I pride myself in being open to change. More often than not, I’m the one advocating for an open mind or a new way of thinking.
That is, until my dentist, no, my hygienist, appointment was changed.
Together, Jo and I, decided to make this appointment a good experience for both. Honestly, Jo did a great job. She is a wonderful lady who took time and care with my teeth and gums. She followed the same cleaning procedures that Sara does. She chatted right along, knowing that this is what would normally happen between Sara and I. Jo shared things that possibly Sara and I might have discussed.
As normal, Dr. Brad spent just a few minutes looking at my teeth and declaring them good for another six months. As Jo wrapped up my appointment, she loaded up a generous goodie bag for me to take home.
What did I learn while sitting in the dentist’s chair as Jo cleaned my teeth? There have been many times in my life when I’ve been in Jo’s shoes. Someone really would have preferred a different pastor to handle a particular occasion … and they ended up with me. Or I stepped into a situation mid-stream. I tried to replicate how someone else might have handled the next steps to make a person feel more comfortable and probably failed. Many times, something happened outside of my control and I was the one who tried to make peace with the affected person.
A different hygienist for the day was perfectly fine. I hope that I’ve made a new acquaintance. I pray Jo can look beyond my initial rudeness and accept my apology for not concealing my feelings better. But in the end, maybe it was OK to be honest about how I felt. It allowed for us to have a meaningful conversation. We chatted about how we appreciate those consistent people in our lives, even if we only see them a couple times a year. We talked about faith and how it is a part of our daily lives. I commented about how I probably wasn’t being the ideal witness of my faith while at the dentist office, also sharing that pastors deal with real life, just like other people.
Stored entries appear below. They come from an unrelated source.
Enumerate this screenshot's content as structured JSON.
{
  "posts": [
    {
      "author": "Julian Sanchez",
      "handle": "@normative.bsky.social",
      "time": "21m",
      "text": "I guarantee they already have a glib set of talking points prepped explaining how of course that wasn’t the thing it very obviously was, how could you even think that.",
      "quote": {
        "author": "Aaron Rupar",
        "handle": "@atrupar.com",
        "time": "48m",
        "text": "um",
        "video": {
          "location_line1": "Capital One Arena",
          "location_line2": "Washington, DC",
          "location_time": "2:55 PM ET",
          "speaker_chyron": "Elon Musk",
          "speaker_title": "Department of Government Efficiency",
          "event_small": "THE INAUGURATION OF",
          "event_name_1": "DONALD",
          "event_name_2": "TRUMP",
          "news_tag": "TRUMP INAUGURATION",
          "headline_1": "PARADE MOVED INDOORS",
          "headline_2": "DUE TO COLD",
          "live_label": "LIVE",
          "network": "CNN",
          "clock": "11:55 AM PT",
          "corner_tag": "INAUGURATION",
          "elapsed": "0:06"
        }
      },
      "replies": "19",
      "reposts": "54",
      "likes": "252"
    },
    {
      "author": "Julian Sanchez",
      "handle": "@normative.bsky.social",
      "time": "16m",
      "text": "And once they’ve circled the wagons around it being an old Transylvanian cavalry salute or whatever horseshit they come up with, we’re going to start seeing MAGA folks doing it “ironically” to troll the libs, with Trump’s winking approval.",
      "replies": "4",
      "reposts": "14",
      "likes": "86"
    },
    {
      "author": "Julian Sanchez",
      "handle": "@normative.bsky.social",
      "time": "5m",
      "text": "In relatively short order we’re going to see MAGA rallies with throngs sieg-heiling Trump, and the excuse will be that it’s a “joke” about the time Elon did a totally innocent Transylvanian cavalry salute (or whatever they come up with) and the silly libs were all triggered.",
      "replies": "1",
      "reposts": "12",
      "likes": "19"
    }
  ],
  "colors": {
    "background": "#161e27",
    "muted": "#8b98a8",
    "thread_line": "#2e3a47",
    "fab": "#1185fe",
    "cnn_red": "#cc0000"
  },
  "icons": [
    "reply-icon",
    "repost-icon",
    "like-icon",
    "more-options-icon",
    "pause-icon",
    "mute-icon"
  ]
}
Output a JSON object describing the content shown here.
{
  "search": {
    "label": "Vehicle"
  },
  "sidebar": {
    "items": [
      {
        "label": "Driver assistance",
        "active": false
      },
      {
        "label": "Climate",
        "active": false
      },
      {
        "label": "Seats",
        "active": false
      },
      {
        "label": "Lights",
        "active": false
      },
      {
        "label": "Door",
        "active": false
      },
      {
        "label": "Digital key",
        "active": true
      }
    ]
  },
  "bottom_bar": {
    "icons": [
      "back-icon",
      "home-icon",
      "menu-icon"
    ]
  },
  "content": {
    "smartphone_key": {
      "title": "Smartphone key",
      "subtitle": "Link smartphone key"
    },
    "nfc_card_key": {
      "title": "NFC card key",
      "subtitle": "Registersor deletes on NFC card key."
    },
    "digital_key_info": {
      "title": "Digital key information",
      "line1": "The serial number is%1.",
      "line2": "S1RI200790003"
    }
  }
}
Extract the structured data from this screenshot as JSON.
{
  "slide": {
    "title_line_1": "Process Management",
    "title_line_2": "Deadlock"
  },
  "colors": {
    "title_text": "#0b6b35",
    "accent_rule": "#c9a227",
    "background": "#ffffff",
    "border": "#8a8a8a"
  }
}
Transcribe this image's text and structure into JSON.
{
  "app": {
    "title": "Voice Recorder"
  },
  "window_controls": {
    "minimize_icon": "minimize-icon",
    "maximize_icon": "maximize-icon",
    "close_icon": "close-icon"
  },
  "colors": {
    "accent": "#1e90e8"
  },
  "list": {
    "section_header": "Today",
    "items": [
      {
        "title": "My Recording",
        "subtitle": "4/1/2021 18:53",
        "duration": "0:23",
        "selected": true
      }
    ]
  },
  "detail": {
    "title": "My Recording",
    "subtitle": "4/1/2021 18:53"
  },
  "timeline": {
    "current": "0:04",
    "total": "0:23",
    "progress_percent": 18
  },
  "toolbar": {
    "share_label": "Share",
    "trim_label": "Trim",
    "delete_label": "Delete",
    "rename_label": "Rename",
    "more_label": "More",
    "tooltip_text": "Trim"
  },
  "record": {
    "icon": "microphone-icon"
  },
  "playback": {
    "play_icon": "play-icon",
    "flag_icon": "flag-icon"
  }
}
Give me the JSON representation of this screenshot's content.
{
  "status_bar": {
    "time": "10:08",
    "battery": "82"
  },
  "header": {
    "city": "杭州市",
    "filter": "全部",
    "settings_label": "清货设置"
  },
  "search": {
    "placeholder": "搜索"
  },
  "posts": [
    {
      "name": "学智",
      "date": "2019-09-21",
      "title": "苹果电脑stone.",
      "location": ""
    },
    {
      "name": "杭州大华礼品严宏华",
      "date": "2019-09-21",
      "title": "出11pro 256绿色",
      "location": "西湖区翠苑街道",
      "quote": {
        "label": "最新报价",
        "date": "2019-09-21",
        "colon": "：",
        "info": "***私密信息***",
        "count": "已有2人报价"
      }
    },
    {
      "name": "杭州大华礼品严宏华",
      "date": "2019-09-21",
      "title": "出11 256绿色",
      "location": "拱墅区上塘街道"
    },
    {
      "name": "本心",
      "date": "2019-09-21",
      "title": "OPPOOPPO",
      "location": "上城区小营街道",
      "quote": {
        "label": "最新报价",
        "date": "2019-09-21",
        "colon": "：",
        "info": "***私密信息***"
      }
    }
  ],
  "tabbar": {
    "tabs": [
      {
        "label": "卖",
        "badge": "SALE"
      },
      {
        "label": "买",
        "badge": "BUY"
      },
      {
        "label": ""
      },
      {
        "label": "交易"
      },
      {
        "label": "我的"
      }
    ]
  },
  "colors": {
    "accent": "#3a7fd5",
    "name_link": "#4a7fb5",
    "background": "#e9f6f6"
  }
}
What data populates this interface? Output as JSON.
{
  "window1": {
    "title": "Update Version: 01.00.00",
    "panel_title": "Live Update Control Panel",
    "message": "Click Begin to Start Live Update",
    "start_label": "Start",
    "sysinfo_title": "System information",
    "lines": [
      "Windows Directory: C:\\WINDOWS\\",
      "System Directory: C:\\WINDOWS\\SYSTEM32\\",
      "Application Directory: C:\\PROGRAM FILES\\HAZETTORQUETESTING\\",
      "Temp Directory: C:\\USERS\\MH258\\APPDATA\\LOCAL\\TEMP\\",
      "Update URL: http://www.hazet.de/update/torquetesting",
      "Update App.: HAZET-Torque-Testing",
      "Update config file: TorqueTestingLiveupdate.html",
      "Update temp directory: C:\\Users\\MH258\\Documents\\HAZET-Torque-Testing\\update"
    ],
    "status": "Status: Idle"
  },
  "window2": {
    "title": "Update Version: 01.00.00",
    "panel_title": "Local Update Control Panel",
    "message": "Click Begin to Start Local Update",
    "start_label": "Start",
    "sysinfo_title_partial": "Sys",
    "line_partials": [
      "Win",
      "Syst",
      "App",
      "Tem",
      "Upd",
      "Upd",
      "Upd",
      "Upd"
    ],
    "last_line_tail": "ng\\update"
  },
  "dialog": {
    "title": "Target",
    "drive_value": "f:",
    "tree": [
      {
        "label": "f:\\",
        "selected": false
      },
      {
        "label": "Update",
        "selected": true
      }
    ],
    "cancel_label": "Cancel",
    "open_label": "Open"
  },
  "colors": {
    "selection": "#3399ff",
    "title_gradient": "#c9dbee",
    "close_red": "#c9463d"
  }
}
The next time I’m at the dentist office, I hope I run into Jo and Sara. Maybe we can all have a few minutes to chat and catch up … and see the beauty of an unexpected change at the dentist office as an opportunity to grow.
BTW – hope you’re feeling better, Sara!
For daily opportunities to learn about myself, I am grateful.
Holy God – thanks for being patient with me when I don’t handle a situation as I should. Forgive me for being rude and thinking of only myself. I pray that we can take unexpected opportunities in our lives as truly times to grow and deepen our faith. Amen.